そういう意味では、少女漫画は大人の倫理観が伝統芸の如く盛り込まれている。相思相愛から物語が始まることも少なくないし、二人の恋は序盤で成就されるパターンが少なくない。その代わり、その後ライバルが登場したり、すれ違いが起きたり、進路で悩んだり、三角関係になったりと、障害が続々と立ちはだかってくる。現在放送されている『好きっていいなよ。』も、両想いになってから順調に谷底に向かっている。私の好きな作品である不朽の名作『ふしぎ遊戯』にいたっては、国を超えて時空を超えて、とにかく障害のオンパレードだ。しかも主人公の親友は自身がNTR属性だと勘違いするという泥沼っぷりだ。しかし、少女漫画のヒロインが優柔不断だったり、ハーレム状態に置かれたりすると、途端にビッチ扱いされてしまう気がするのは何なのだろう。

 

  • 「判断を保留すること」と「まっとうな価値観を持つこと」

おわりに、押井守の2つのアドバイスで締めたい(2つだけではないけれど)。情報に出会った時にひとまず判断を保留すること、つまり情報を鵜呑みにせずに疑ってみる姿勢が必要だということだ。
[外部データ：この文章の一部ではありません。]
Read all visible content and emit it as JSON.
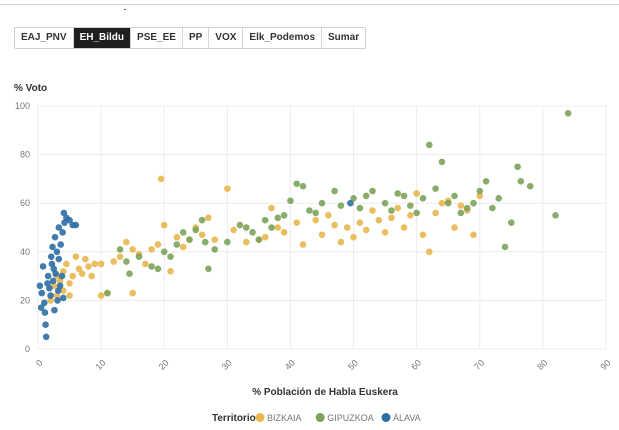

そして、2つ目が「まっとうな価値観を持つこと」。これは、私自身も戒めとなる言葉だ。私はよく「何を言っているか」ではなくて「誰が言っているか」で物事を判断してしまうことがある。それは正しくないことはわかっているのだが、狼少年がたまに事実を述べても信じることはやはり難しいのだ。本来なら相手が狼少年だろうが一つひとつ言っていることを検証すべきなのだろうけれど、それは面倒だし時間もかかる。だが、「まっとうな価値観を持つ」とは、自分のものさしを持った上で、他人の言ったことを自分の中で咀嚼して飲みこむ作業だ。

 

私は以前とある飲み会において、「目標となる人を見つけたい」と言ったら、「それは違う」と言われた(もっとやんわりとした言い方だったが)。つまり、「ある人のある部分を参考にする」程度ならいいけれど、「その人全般を信頼する」ことは危険であるし、有意義ではないということだ。全くその通りだと思うし、それが「まっとうな価値観を持つ」ということだと思った。Twitterなどを見ていると、どうしても「人」単位で情報を見てしまいがちだが、どんなに慎重で信頼のある人でも間違えることはある。逆に、普段嘘ばかり言っている人でも、たまにまともなことを言う時がある。そこに耳を傾け、自身のものさしで物事を判断する努力はこれからも続けなければならないだろうなと思っている。